I tried the loop with, based on some reasearch on the web, but I am not sure it's the right one:
FILES = list.files(pattern = ".txt")
for (i in 1:length(FILES)) {
FILES = read.csv(file = FILES[i], header = TRUE, skip = 11, fill = TRUE)
write.csv(FILES, file = paste0(sub("folder_name", ".txt","", FILES[i]), ".csv"))
}
I'm on Windows system.
I would appreciate some help... Thanks!
Hi I have the same problem before just like you, and now I made it works. Try this:
directory <- "put_your_txt_directory_here"
ndirectory <- "put_your_csv_directory_here"
file_name <- list.files(directory, pattern = ".txt")
files.to.read <- paste(directory, file_name, sep="/")
files.to.write <- paste(ndirectory, paste0(sub(".txt","", file_name),".csv"), sep="/")
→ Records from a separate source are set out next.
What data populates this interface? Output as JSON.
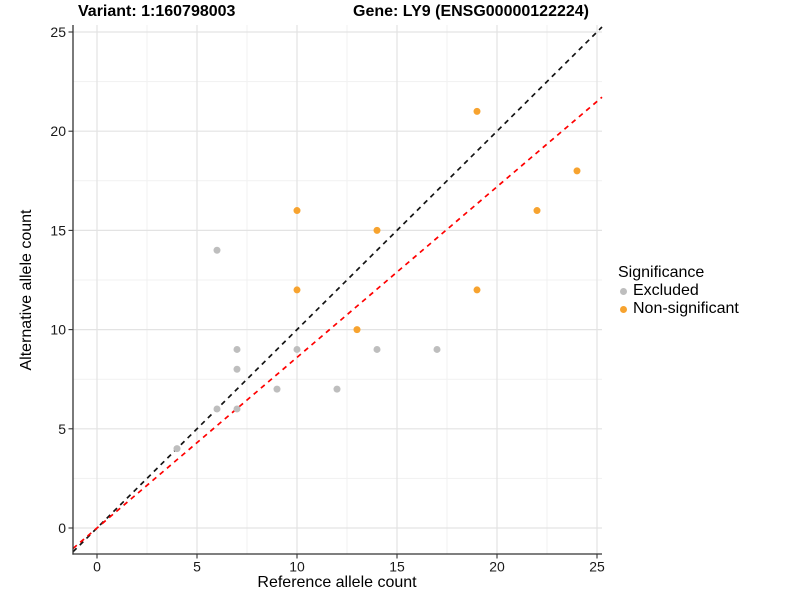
{
  "titles": {
    "left": "Variant: 1:160798003",
    "right": "Gene: LY9 (ENSG00000122224)"
  },
  "chart_data": {
    "type": "scatter",
    "xlabel": "Reference allele count",
    "ylabel": "Alternative allele count",
    "xlim": [
      -1.2,
      25.25
    ],
    "ylim": [
      -1.31,
      25.35
    ],
    "x_ticks": [
      0,
      5,
      10,
      15,
      20,
      25
    ],
    "y_ticks": [
      0,
      5,
      10,
      15,
      20,
      25
    ],
    "x_minor_ticks": [
      2.5,
      7.5,
      12.5,
      17.5,
      22.5
    ],
    "y_minor_ticks": [
      2.5,
      7.5,
      12.5,
      17.5,
      22.5
    ],
    "grid": true,
    "legend": {
      "title": "Significance",
      "position": "right",
      "entries": [
        {
          "label": "Excluded",
          "color": "#BEBEBE"
        },
        {
          "label": "Non-significant",
          "color": "#F7A32F"
        }
      ]
    },
    "series": [
      {
        "name": "Excluded",
        "color": "#BEBEBE",
        "points": [
          [
            4,
            4
          ],
          [
            6,
            6
          ],
          [
            6,
            14
          ],
          [
            7,
            6
          ],
          [
            7,
            8
          ],
          [
            7,
            9
          ],
          [
            9,
            7
          ],
          [
            10,
            9
          ],
          [
            12,
            7
          ],
          [
            14,
            9
          ],
          [
            17,
            9
          ]
        ]
      },
      {
        "name": "Non-significant",
        "color": "#F7A32F",
        "points": [
          [
            10,
            12
          ],
          [
            10,
            16
          ],
          [
            13,
            10
          ],
          [
            14,
            15
          ],
          [
            19,
            12
          ],
          [
            19,
            21
          ],
          [
            22,
            16
          ],
          [
            24,
            18
          ]
        ]
      }
    ],
    "lines": [
      {
        "name": "identity-line",
        "slope": 1,
        "intercept": 0,
        "color": "#141414",
        "style": "dashed"
      },
      {
        "name": "fit-line",
        "slope": 0.86,
        "intercept": 0,
        "color": "#FF0000",
        "style": "dashed"
      }
    ],
    "colors": {
      "grid_major": "#E3E3E3",
      "grid_minor": "#F1F1F1",
      "axis_line": "#333333",
      "tick_text": "#1A1A1A"
    }
  }
}
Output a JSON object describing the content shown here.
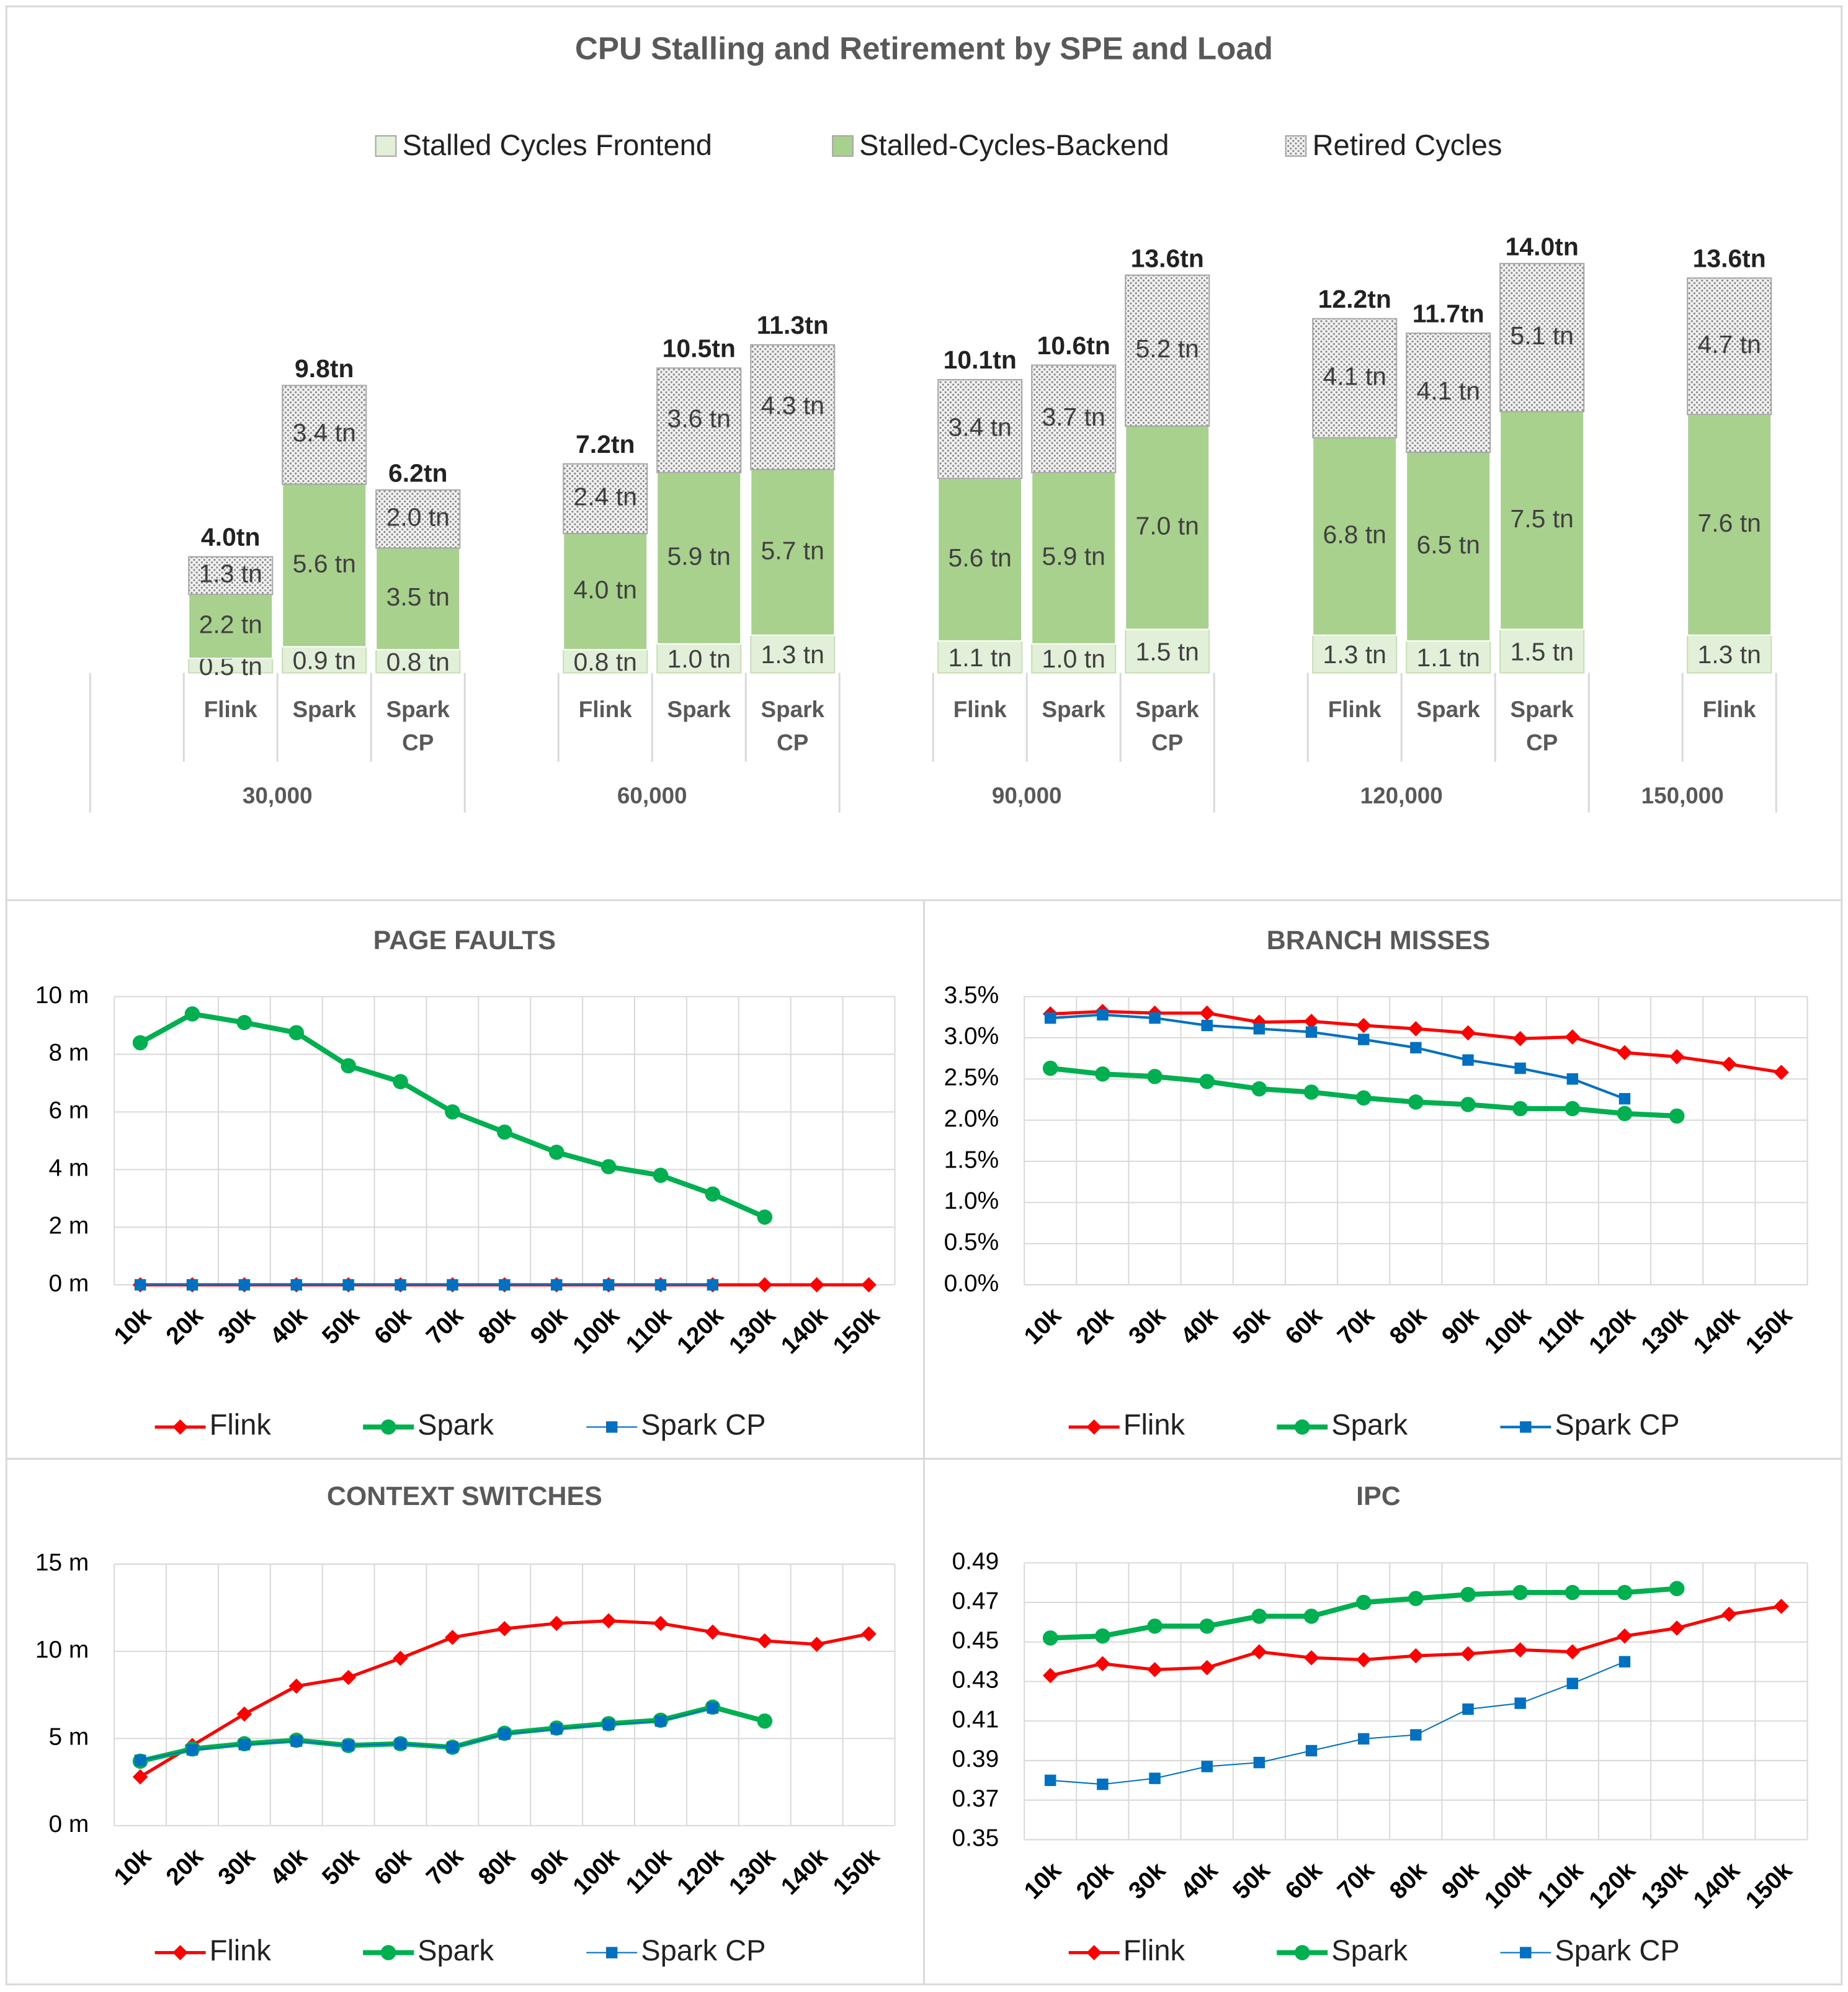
{
  "chart_data": [
    {
      "type": "stacked_bar",
      "title": "CPU Stalling and Retirement by SPE and Load",
      "groups": [
        {
          "name": "30,000",
          "categories": [
            null,
            "Flink",
            "Spark",
            "Spark CP"
          ]
        },
        {
          "name": "60,000",
          "categories": [
            null,
            "Flink",
            "Spark",
            "Spark CP"
          ]
        },
        {
          "name": "90,000",
          "categories": [
            null,
            "Flink",
            "Spark",
            "Spark CP"
          ]
        },
        {
          "name": "120,000",
          "categories": [
            null,
            "Flink",
            "Spark",
            "Spark CP"
          ]
        },
        {
          "name": "150,000",
          "categories": [
            null,
            "Flink"
          ]
        }
      ],
      "series": [
        {
          "name": "Stalled Cycles Frontend",
          "color": "#e2f0d9",
          "values": [
            null,
            0.5,
            0.9,
            0.8,
            null,
            0.8,
            1.0,
            1.3,
            null,
            1.1,
            1.0,
            1.5,
            null,
            1.3,
            1.1,
            1.5,
            null,
            1.3
          ],
          "value_labels": [
            null,
            "0.5 tn",
            "0.9 tn",
            "0.8 tn",
            null,
            "0.8 tn",
            "1.0 tn",
            "1.3 tn",
            null,
            "1.1 tn",
            "1.0 tn",
            "1.5 tn",
            null,
            "1.3 tn",
            "1.1 tn",
            "1.5 tn",
            null,
            "1.3 tn"
          ]
        },
        {
          "name": "Stalled-Cycles-Backend",
          "color": "#a9d18e",
          "values": [
            null,
            2.2,
            5.6,
            3.5,
            null,
            4.0,
            5.9,
            5.7,
            null,
            5.6,
            5.9,
            7.0,
            null,
            6.8,
            6.5,
            7.5,
            null,
            7.6
          ],
          "value_labels": [
            null,
            "2.2 tn",
            "5.6 tn",
            "3.5 tn",
            null,
            "4.0 tn",
            "5.9 tn",
            "5.7 tn",
            null,
            "5.6 tn",
            "5.9 tn",
            "7.0 tn",
            null,
            "6.8 tn",
            "6.5 tn",
            "7.5 tn",
            null,
            "7.6 tn"
          ]
        },
        {
          "name": "Retired Cycles",
          "color": "#d9d9d9",
          "pattern": "dotted",
          "values": [
            null,
            1.3,
            3.4,
            2.0,
            null,
            2.4,
            3.6,
            4.3,
            null,
            3.4,
            3.7,
            5.2,
            null,
            4.1,
            4.1,
            5.1,
            null,
            4.7
          ],
          "value_labels": [
            null,
            "1.3 tn",
            "3.4 tn",
            "2.0 tn",
            null,
            "2.4 tn",
            "3.6 tn",
            "4.3 tn",
            null,
            "3.4 tn",
            "3.7 tn",
            "5.2 tn",
            null,
            "4.1 tn",
            "4.1 tn",
            "5.1 tn",
            null,
            "4.7 tn"
          ]
        }
      ],
      "totals": {
        "values": [
          null,
          4.0,
          9.8,
          6.2,
          null,
          7.2,
          10.5,
          11.3,
          null,
          10.1,
          10.6,
          13.6,
          null,
          12.2,
          11.7,
          14.0,
          null,
          13.6
        ],
        "value_labels": [
          null,
          "4.0tn",
          "9.8tn",
          "6.2tn",
          null,
          "7.2tn",
          "10.5tn",
          "11.3tn",
          null,
          "10.1tn",
          "10.6tn",
          "13.6tn",
          null,
          "12.2tn",
          "11.7tn",
          "14.0tn",
          null,
          "13.6tn"
        ]
      },
      "ylim": [
        0,
        15
      ],
      "legend": "top"
    },
    {
      "type": "line",
      "title": "PAGE FAULTS",
      "categories": [
        "10k",
        "20k",
        "30k",
        "40k",
        "50k",
        "60k",
        "70k",
        "80k",
        "90k",
        "100k",
        "110k",
        "120k",
        "130k",
        "140k",
        "150k"
      ],
      "ylim": [
        0,
        10
      ],
      "yticks": [
        {
          "value": 0,
          "label": "0 m"
        },
        {
          "value": 2,
          "label": "2 m"
        },
        {
          "value": 4,
          "label": "4 m"
        },
        {
          "value": 6,
          "label": "6 m"
        },
        {
          "value": 8,
          "label": "8 m"
        },
        {
          "value": 10,
          "label": "10 m"
        }
      ],
      "grid": true,
      "legend": "bottom",
      "series": [
        {
          "name": "Flink",
          "color": "#ff0000",
          "marker": "diamond",
          "line_width": 2.5,
          "values": [
            0,
            0,
            0,
            0,
            0,
            0,
            0,
            0,
            0,
            0,
            0,
            0,
            0,
            0,
            0
          ]
        },
        {
          "name": "Spark",
          "color": "#00b050",
          "marker": "circle",
          "line_width": 4,
          "values": [
            8.4,
            9.4,
            9.1,
            8.75,
            7.6,
            7.05,
            6.0,
            5.3,
            4.6,
            4.1,
            3.8,
            3.15,
            2.35,
            null,
            null
          ]
        },
        {
          "name": "Spark CP",
          "color": "#0070c0",
          "marker": "square",
          "line_width": 1,
          "values": [
            0,
            0,
            0,
            0,
            0,
            0,
            0,
            0,
            0,
            0,
            0,
            0,
            null,
            null,
            null
          ]
        }
      ]
    },
    {
      "type": "line",
      "title": "BRANCH MISSES",
      "categories": [
        "10k",
        "20k",
        "30k",
        "40k",
        "50k",
        "60k",
        "70k",
        "80k",
        "90k",
        "100k",
        "110k",
        "120k",
        "130k",
        "140k",
        "150k"
      ],
      "ylim": [
        0,
        3.5
      ],
      "yticks": [
        {
          "value": 0,
          "label": "0.0%"
        },
        {
          "value": 0.5,
          "label": "0.5%"
        },
        {
          "value": 1,
          "label": "1.0%"
        },
        {
          "value": 1.5,
          "label": "1.5%"
        },
        {
          "value": 2,
          "label": "2.0%"
        },
        {
          "value": 2.5,
          "label": "2.5%"
        },
        {
          "value": 3,
          "label": "3.0%"
        },
        {
          "value": 3.5,
          "label": "3.5%"
        }
      ],
      "grid": true,
      "legend": "bottom",
      "series": [
        {
          "name": "Flink",
          "color": "#ff0000",
          "marker": "diamond",
          "line_width": 2.5,
          "values": [
            3.29,
            3.32,
            3.3,
            3.3,
            3.19,
            3.2,
            3.15,
            3.11,
            3.06,
            2.99,
            3.01,
            2.82,
            2.77,
            2.68,
            2.58
          ]
        },
        {
          "name": "Spark",
          "color": "#00b050",
          "marker": "circle",
          "line_width": 4,
          "values": [
            2.63,
            2.56,
            2.53,
            2.47,
            2.38,
            2.34,
            2.27,
            2.22,
            2.19,
            2.14,
            2.14,
            2.08,
            2.05,
            null,
            null
          ]
        },
        {
          "name": "Spark CP",
          "color": "#0070c0",
          "marker": "square",
          "line_width": 2,
          "values": [
            3.24,
            3.28,
            3.24,
            3.15,
            3.11,
            3.07,
            2.98,
            2.88,
            2.73,
            2.63,
            2.5,
            2.26,
            null,
            null,
            null
          ]
        }
      ]
    },
    {
      "type": "line",
      "title": "CONTEXT SWITCHES",
      "categories": [
        "10k",
        "20k",
        "30k",
        "40k",
        "50k",
        "60k",
        "70k",
        "80k",
        "90k",
        "100k",
        "110k",
        "120k",
        "130k",
        "140k",
        "150k"
      ],
      "ylim": [
        0,
        15
      ],
      "yticks": [
        {
          "value": 0,
          "label": "0 m"
        },
        {
          "value": 5,
          "label": "5 m"
        },
        {
          "value": 10,
          "label": "10 m"
        },
        {
          "value": 15,
          "label": "15 m"
        }
      ],
      "grid": true,
      "legend": "bottom",
      "series": [
        {
          "name": "Flink",
          "color": "#ff0000",
          "marker": "diamond",
          "line_width": 2.5,
          "values": [
            2.8,
            4.6,
            6.4,
            8.0,
            8.5,
            9.6,
            10.8,
            11.3,
            11.6,
            11.75,
            11.6,
            11.1,
            10.6,
            10.4,
            11.0
          ]
        },
        {
          "name": "Spark",
          "color": "#00b050",
          "marker": "circle",
          "line_width": 4,
          "values": [
            3.7,
            4.4,
            4.7,
            4.9,
            4.6,
            4.7,
            4.5,
            5.3,
            5.6,
            5.85,
            6.05,
            6.8,
            6.0,
            null,
            null
          ]
        },
        {
          "name": "Spark CP",
          "color": "#0070c0",
          "marker": "square",
          "line_width": 1,
          "values": [
            3.75,
            4.35,
            4.65,
            4.85,
            4.6,
            4.7,
            4.5,
            5.25,
            5.55,
            5.8,
            6.0,
            6.75,
            null,
            null,
            null
          ]
        }
      ]
    },
    {
      "type": "line",
      "title": "IPC",
      "categories": [
        "10k",
        "20k",
        "30k",
        "40k",
        "50k",
        "60k",
        "70k",
        "80k",
        "90k",
        "100k",
        "110k",
        "120k",
        "130k",
        "140k",
        "150k"
      ],
      "ylim": [
        0.35,
        0.49
      ],
      "yticks": [
        0.35,
        0.37,
        0.39,
        0.41,
        0.43,
        0.45,
        0.47,
        0.49
      ],
      "grid": true,
      "legend": "bottom",
      "series": [
        {
          "name": "Flink",
          "color": "#ff0000",
          "marker": "diamond",
          "line_width": 2.5,
          "values": [
            0.433,
            0.439,
            0.436,
            0.437,
            0.445,
            0.442,
            0.441,
            0.443,
            0.444,
            0.446,
            0.445,
            0.453,
            0.457,
            0.464,
            0.468
          ]
        },
        {
          "name": "Spark",
          "color": "#00b050",
          "marker": "circle",
          "line_width": 4,
          "values": [
            0.452,
            0.453,
            0.458,
            0.458,
            0.463,
            0.463,
            0.47,
            0.472,
            0.474,
            0.475,
            0.475,
            0.475,
            0.477,
            null,
            null
          ]
        },
        {
          "name": "Spark CP",
          "color": "#0070c0",
          "marker": "square",
          "line_width": 1,
          "values": [
            0.38,
            0.378,
            0.381,
            0.387,
            0.389,
            0.395,
            0.401,
            0.403,
            0.416,
            0.419,
            0.429,
            0.44,
            null,
            null,
            null
          ]
        }
      ]
    }
  ]
}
for (i in 1:length(files.to.read)) {
temp <- (read.csv(files.to.read[i], header = TRUE, skip = 11, fill = TRUE))
write.csv(temp, file = files.to.write[i])
}
You need to index the output inside the loop as well. Try this:
INFILES = list.files(pattern = ".txt")
OUTFILES = vector(mode = "character", length = length(INFILES))
for (i in 1:length(INFILES)) {
OUTFILES[i] = read.csv(file = INFILES[i], header = TRUE, skip = 11,
fill = TRUE)
write.csv(OUTFILES[i], file = paste0("folder_name", sub(".txt","", INFILES[i]), ".csv"))
}
Assuming that your input files always have at least 11 rows (since you skip the first 11 rows!) this should work:
filelist = list.files(pattern = ".txt")
for (i in 1:length(filelist)) {
cur.input.file <- filelist[i]
cur.output.file <- paste0(cur.input.file, ".csv")
print(paste("Processing the file:", cur.input.file))
# If the input file has less than 11 rows you will reveive the error message:
# "Error in read.table: no lines available in input")
data = read.delim(cur.input.file, header = TRUE, skip = 11)
write.table(data, file=cur.output.file, sep=",", col.names=TRUE, row.names=FALSE)
}
If you reveive any error during file conversion it is caused by the content (e. g. unequal number of rows per column, unequal number of columns etc.).
PS: Using a for loop is OK here since it does not limit the performance (there is no "vectorized" logic to read and write files).